The bead is thought to predate the previous oldest gold objects, the Varna Gold, which as Andrew Curry writes for Smithsonian Journeys, is a cache of gold found in a necropolis outside the Black Sea port of Varna. Between 1972 and 1991, archaeologists found 13 pounds of gold artifacts buried in the necropolis. The Varna cache is something of mystery. The inhabitants of the region were believed to farmers who migrated out of the Anatolia Peninsula just a few centuries previously. How they were able to master the smelting of copper and gold in that short span of time is still not understood. This new bead pushes their mastery of metal working back another 200 years if the dating pans out.
“I have no doubt that it is older than the Varna gold,” Yavor Boyadzhiev, a professor at the Bulgarian Academy of Science in charge of the dig, tells Krasimiov. “It’s a really important discovery. It is a tiny piece of gold but big enough to find its place in history.”
The bead was discovered about two weeks ago at a dig site called Tell Yunatsite near the modern town of Pazardzhik, much further inland than Varna. Boyadzhiev says the settlement was a very sophisticated town, perhaps the first urban settlement in Europe. He believes the bead was likely manufactured on site. Researchers have also found hundreds of ceramic bird figurines at the site, probably used in some sort of religious worship. The settlement was also protected by a nine-foot-tall wall, though the town was likely destroyed by invaders around 4,100 B.C.

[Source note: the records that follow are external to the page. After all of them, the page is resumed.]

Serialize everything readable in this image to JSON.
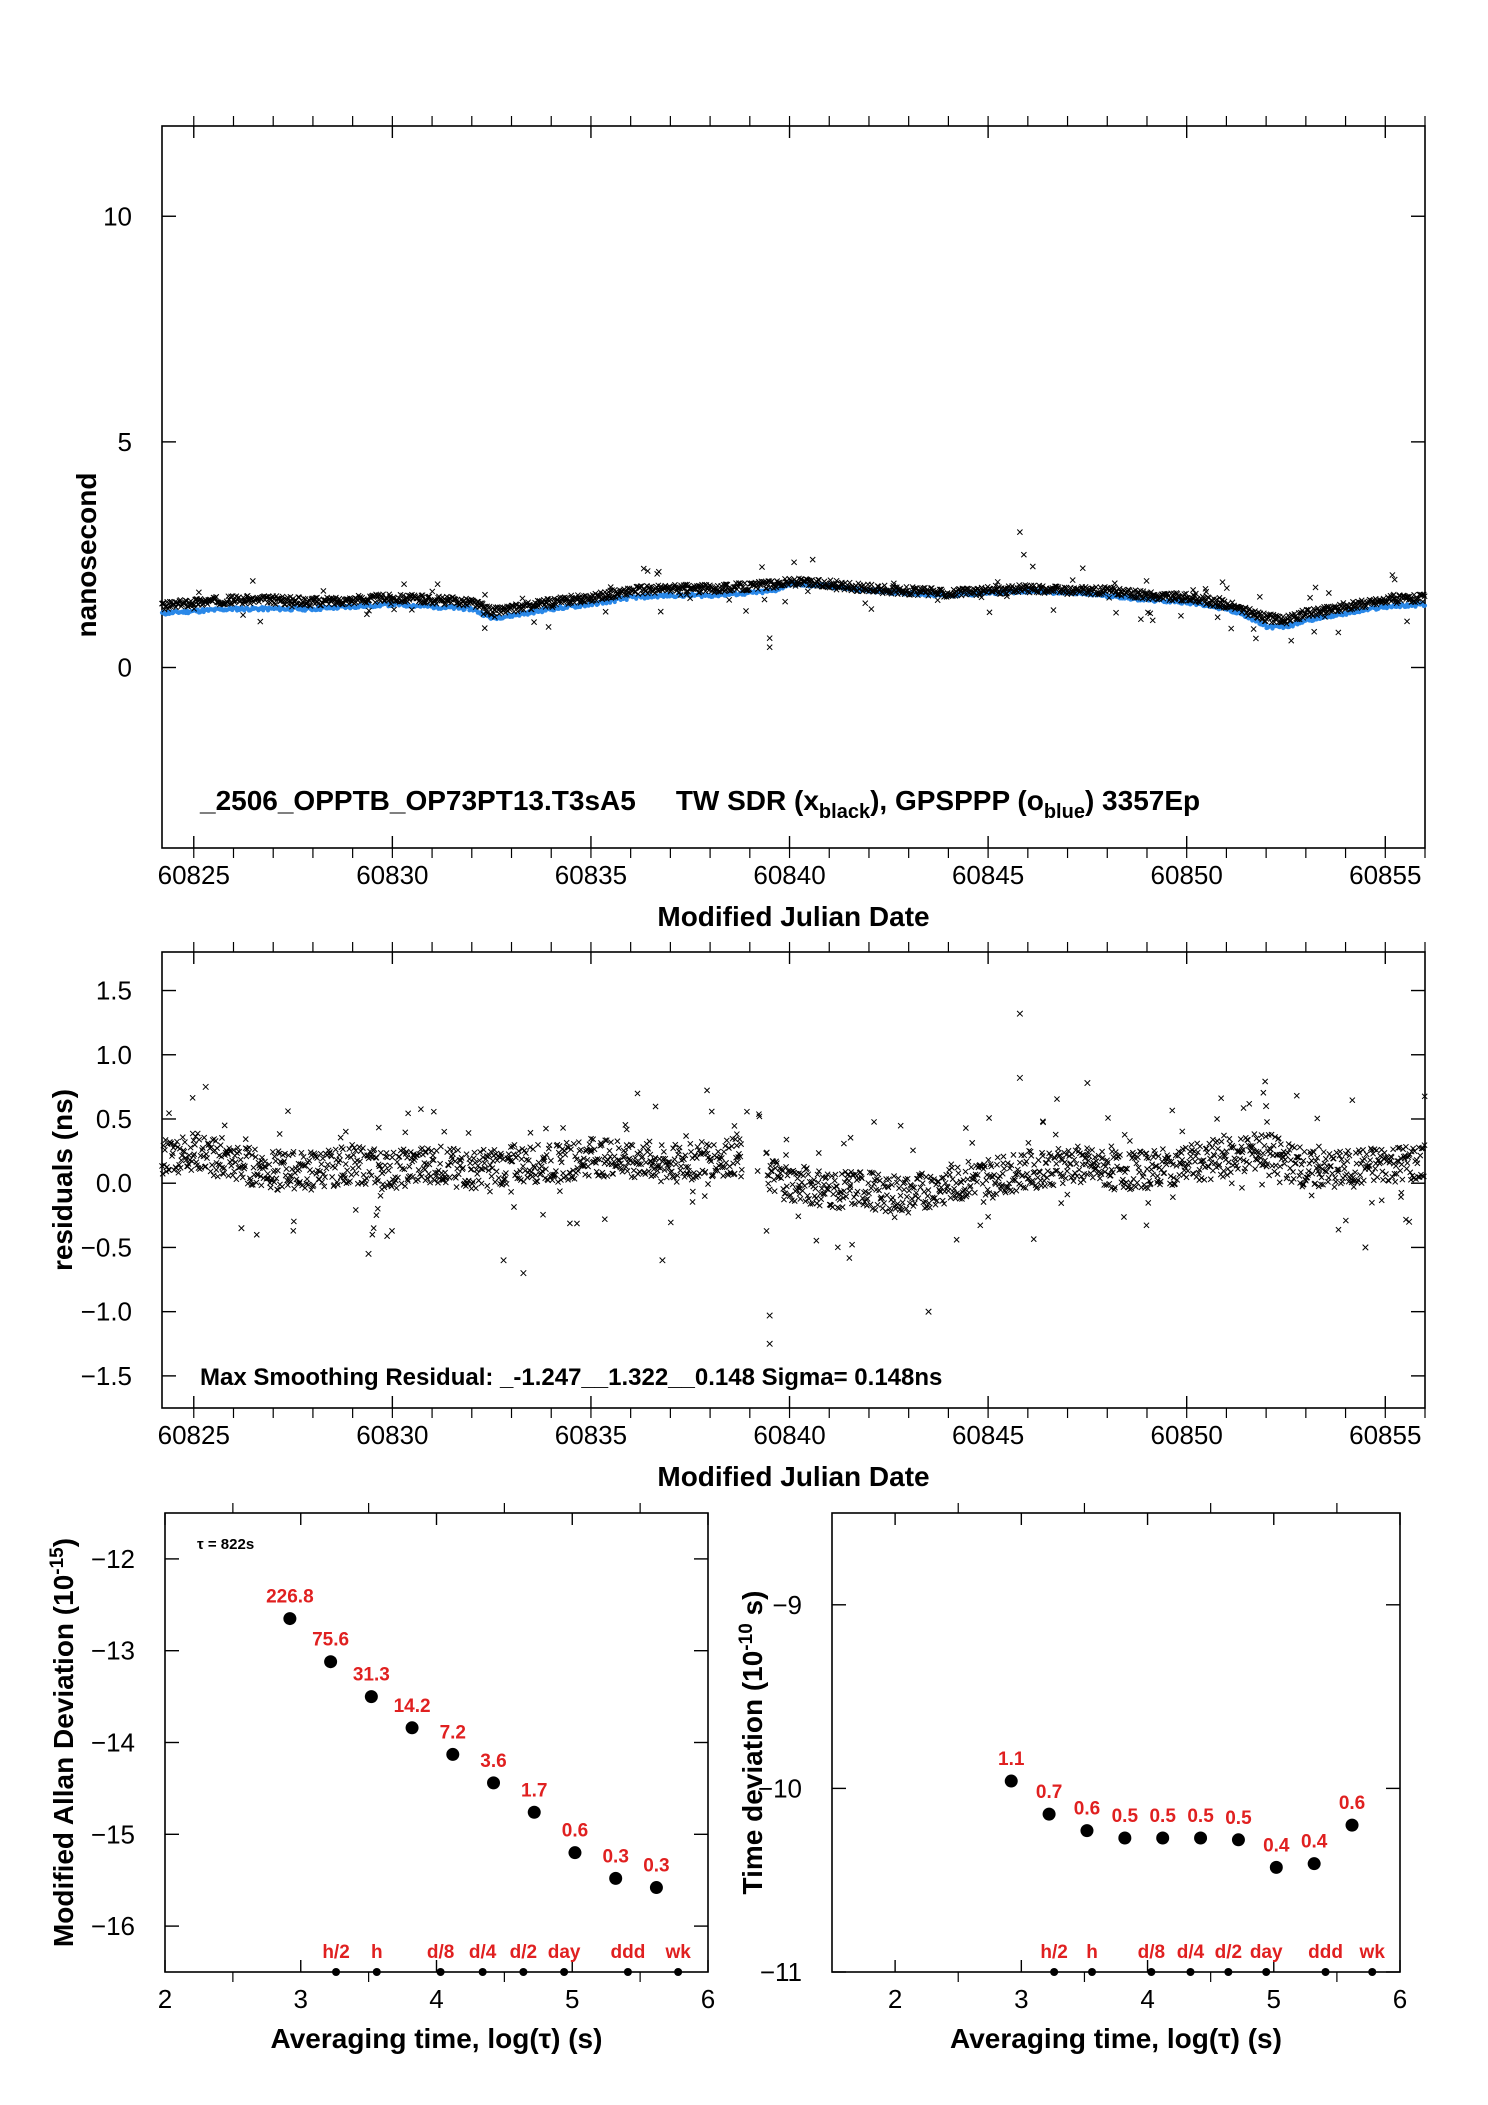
{
  "chart_data": [
    {
      "type": "scatter",
      "title": "",
      "xlabel": "Modified Julian Date",
      "ylabel": "nanosecond",
      "xlim": [
        60824.2,
        60856
      ],
      "ylim": [
        -4,
        12
      ],
      "yticks": [
        0,
        5,
        10
      ],
      "xticks": [
        60825,
        60830,
        60835,
        60840,
        60845,
        60850,
        60855
      ],
      "annotation": {
        "text": "_2506_OPPTB_OP73PT13.T3sA5",
        "tw_prefix": "TW SDR (x",
        "tw_sub": "black",
        "mid": "),  GPSPPP (o",
        "gps_sub": "blue",
        "suffix": ")  3357Ep"
      },
      "series": [
        {
          "name": "TW SDR",
          "marker": "x",
          "color": "#000000",
          "x": [
            60824.2,
            60825,
            60826,
            60827,
            60828,
            60829,
            60830,
            60831,
            60832,
            60832.5,
            60833,
            60834,
            60835,
            60836,
            60837,
            60838,
            60839,
            60839.6,
            60840,
            60841,
            60842,
            60843,
            60844,
            60845,
            60846,
            60847,
            60848,
            60849,
            60850,
            60851,
            60851.5,
            60852,
            60852.5,
            60853,
            60854,
            60855,
            60856
          ],
          "y": [
            1.35,
            1.45,
            1.5,
            1.5,
            1.45,
            1.5,
            1.55,
            1.5,
            1.45,
            1.25,
            1.3,
            1.45,
            1.55,
            1.7,
            1.75,
            1.75,
            1.8,
            1.85,
            1.9,
            1.85,
            1.75,
            1.7,
            1.65,
            1.7,
            1.75,
            1.7,
            1.7,
            1.6,
            1.55,
            1.4,
            1.25,
            1.1,
            1.05,
            1.2,
            1.35,
            1.5,
            1.55
          ]
        },
        {
          "name": "GPSPPP",
          "marker": "o",
          "color": "#2a88e8",
          "x": [
            60824.2,
            60825,
            60826,
            60827,
            60828,
            60829,
            60830,
            60831,
            60832,
            60832.5,
            60833,
            60834,
            60835,
            60836,
            60837,
            60838,
            60839,
            60839.6,
            60840,
            60841,
            60842,
            60843,
            60844,
            60845,
            60846,
            60847,
            60848,
            60849,
            60850,
            60851,
            60851.5,
            60852,
            60852.5,
            60853,
            60854,
            60855,
            60856
          ],
          "y": [
            1.2,
            1.25,
            1.3,
            1.3,
            1.3,
            1.35,
            1.4,
            1.35,
            1.3,
            1.1,
            1.15,
            1.3,
            1.4,
            1.55,
            1.6,
            1.6,
            1.65,
            1.7,
            1.85,
            1.8,
            1.7,
            1.65,
            1.6,
            1.65,
            1.7,
            1.65,
            1.6,
            1.5,
            1.45,
            1.3,
            1.15,
            0.9,
            0.9,
            1.05,
            1.2,
            1.35,
            1.4
          ]
        }
      ]
    },
    {
      "type": "scatter",
      "title": "",
      "xlabel": "Modified Julian Date",
      "ylabel": "residuals (ns)",
      "xlim": [
        60824.2,
        60856
      ],
      "ylim": [
        -1.75,
        1.8
      ],
      "yticks": [
        1.5,
        1.0,
        0.5,
        0.0,
        -0.5,
        -1.0,
        -1.5
      ],
      "ytick_labels": [
        "1.5",
        "1.0",
        "0.5",
        "0.0",
        "−0.5",
        "−1.0",
        "−1.5"
      ],
      "xticks": [
        60825,
        60830,
        60835,
        60840,
        60845,
        60850,
        60855
      ],
      "annotation": "Max Smoothing Residual: _-1.247__1.322__0.148  Sigma= 0.148ns",
      "series": [
        {
          "name": "residuals",
          "marker": "x",
          "color": "#000000",
          "x": [
            60824.2,
            60825,
            60826,
            60827,
            60828,
            60829,
            60830,
            60831,
            60832,
            60833,
            60834,
            60835,
            60836,
            60837,
            60838,
            60839,
            60839.6,
            60840,
            60841,
            60842,
            60843,
            60844,
            60845,
            60846,
            60847,
            60848,
            60849,
            60850,
            60851,
            60852,
            60853,
            60854,
            60855,
            60856
          ],
          "y": [
            0.2,
            0.25,
            0.15,
            0.1,
            0.1,
            0.15,
            0.1,
            0.15,
            0.1,
            0.15,
            0.15,
            0.2,
            0.2,
            0.15,
            0.2,
            0.2,
            0.05,
            0.0,
            -0.05,
            -0.05,
            -0.1,
            0.0,
            0.05,
            0.1,
            0.15,
            0.1,
            0.1,
            0.15,
            0.2,
            0.25,
            0.1,
            0.1,
            0.15,
            0.15
          ]
        },
        {
          "name": "outliers",
          "marker": "x",
          "color": "#000000",
          "x": [
            60825.3,
            60826.2,
            60829.4,
            60832.8,
            60833.3,
            60836.8,
            60839.5,
            60839.5,
            60843.5,
            60845.8,
            60845.8,
            60847.5,
            60852,
            60854.5,
            60855.6
          ],
          "y": [
            0.75,
            -0.35,
            -0.55,
            -0.6,
            -0.7,
            -0.6,
            -1.03,
            -1.25,
            -1.0,
            1.32,
            0.82,
            0.78,
            0.6,
            -0.5,
            -0.3
          ]
        }
      ]
    },
    {
      "type": "scatter",
      "title": "",
      "xlabel": "Averaging time, log(τ) (s)",
      "ylabel": "Modified Allan Deviation (10",
      "ylabel_sup": "-15",
      "ylabel_end": ")",
      "xlim": [
        2,
        6
      ],
      "ylim": [
        -16.5,
        -11.5
      ],
      "xticks": [
        2,
        3,
        4,
        5,
        6
      ],
      "yticks": [
        -12,
        -13,
        -14,
        -15,
        -16
      ],
      "ytick_labels": [
        "−12",
        "−13",
        "−14",
        "−15",
        "−16"
      ],
      "tau_note": "τ = 822s",
      "points": [
        {
          "x": 2.92,
          "y": -12.65,
          "label": "226.8"
        },
        {
          "x": 3.22,
          "y": -13.12,
          "label": "75.6"
        },
        {
          "x": 3.52,
          "y": -13.5,
          "label": "31.3"
        },
        {
          "x": 3.82,
          "y": -13.84,
          "label": "14.2"
        },
        {
          "x": 4.12,
          "y": -14.13,
          "label": "7.2"
        },
        {
          "x": 4.42,
          "y": -14.44,
          "label": "3.6"
        },
        {
          "x": 4.72,
          "y": -14.76,
          "label": "1.7"
        },
        {
          "x": 5.02,
          "y": -15.2,
          "label": "0.6"
        },
        {
          "x": 5.32,
          "y": -15.48,
          "label": "0.3"
        },
        {
          "x": 5.62,
          "y": -15.58,
          "label": "0.3"
        }
      ],
      "markers": [
        {
          "x": 3.26,
          "label": "h/2"
        },
        {
          "x": 3.56,
          "label": "h"
        },
        {
          "x": 4.03,
          "label": "d/8"
        },
        {
          "x": 4.34,
          "label": "d/4"
        },
        {
          "x": 4.64,
          "label": "d/2"
        },
        {
          "x": 4.94,
          "label": "day"
        },
        {
          "x": 5.41,
          "label": "ddd"
        },
        {
          "x": 5.78,
          "label": "wk"
        }
      ]
    },
    {
      "type": "scatter",
      "title": "",
      "xlabel": "Averaging time, log(τ) (s)",
      "ylabel": "Time deviation (10",
      "ylabel_sup": "-10",
      "ylabel_end": " s)",
      "xlim": [
        1.5,
        6
      ],
      "ylim": [
        -11,
        -8.5
      ],
      "xticks": [
        2,
        3,
        4,
        5,
        6
      ],
      "yticks": [
        -9,
        -10,
        -11
      ],
      "ytick_labels": [
        "−9",
        "−10",
        "−11"
      ],
      "points": [
        {
          "x": 2.92,
          "y": -9.96,
          "label": "1.1"
        },
        {
          "x": 3.22,
          "y": -10.14,
          "label": "0.7"
        },
        {
          "x": 3.52,
          "y": -10.23,
          "label": "0.6"
        },
        {
          "x": 3.82,
          "y": -10.27,
          "label": "0.5"
        },
        {
          "x": 4.12,
          "y": -10.27,
          "label": "0.5"
        },
        {
          "x": 4.42,
          "y": -10.27,
          "label": "0.5"
        },
        {
          "x": 4.72,
          "y": -10.28,
          "label": "0.5"
        },
        {
          "x": 5.02,
          "y": -10.43,
          "label": "0.4"
        },
        {
          "x": 5.32,
          "y": -10.41,
          "label": "0.4"
        },
        {
          "x": 5.62,
          "y": -10.2,
          "label": "0.6"
        }
      ],
      "markers": [
        {
          "x": 3.26,
          "label": "h/2"
        },
        {
          "x": 3.56,
          "label": "h"
        },
        {
          "x": 4.03,
          "label": "d/8"
        },
        {
          "x": 4.34,
          "label": "d/4"
        },
        {
          "x": 4.64,
          "label": "d/2"
        },
        {
          "x": 4.94,
          "label": "day"
        },
        {
          "x": 5.41,
          "label": "ddd"
        },
        {
          "x": 5.78,
          "label": "wk"
        }
      ]
    }
  ]
}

Tell Yunatsite has been excavated since the 1970s, and, along with the Varna necropolis, is part of an emerging “lost” Balkan Copper-age civilization. Researchers believe it had extensive trading networks, industrialized metal production for the first time in history and may have even created the world’s earliest known written scripts, should the symbols found on the Votive Tablet from the village of Gradeshnitsa be considered a form of writing.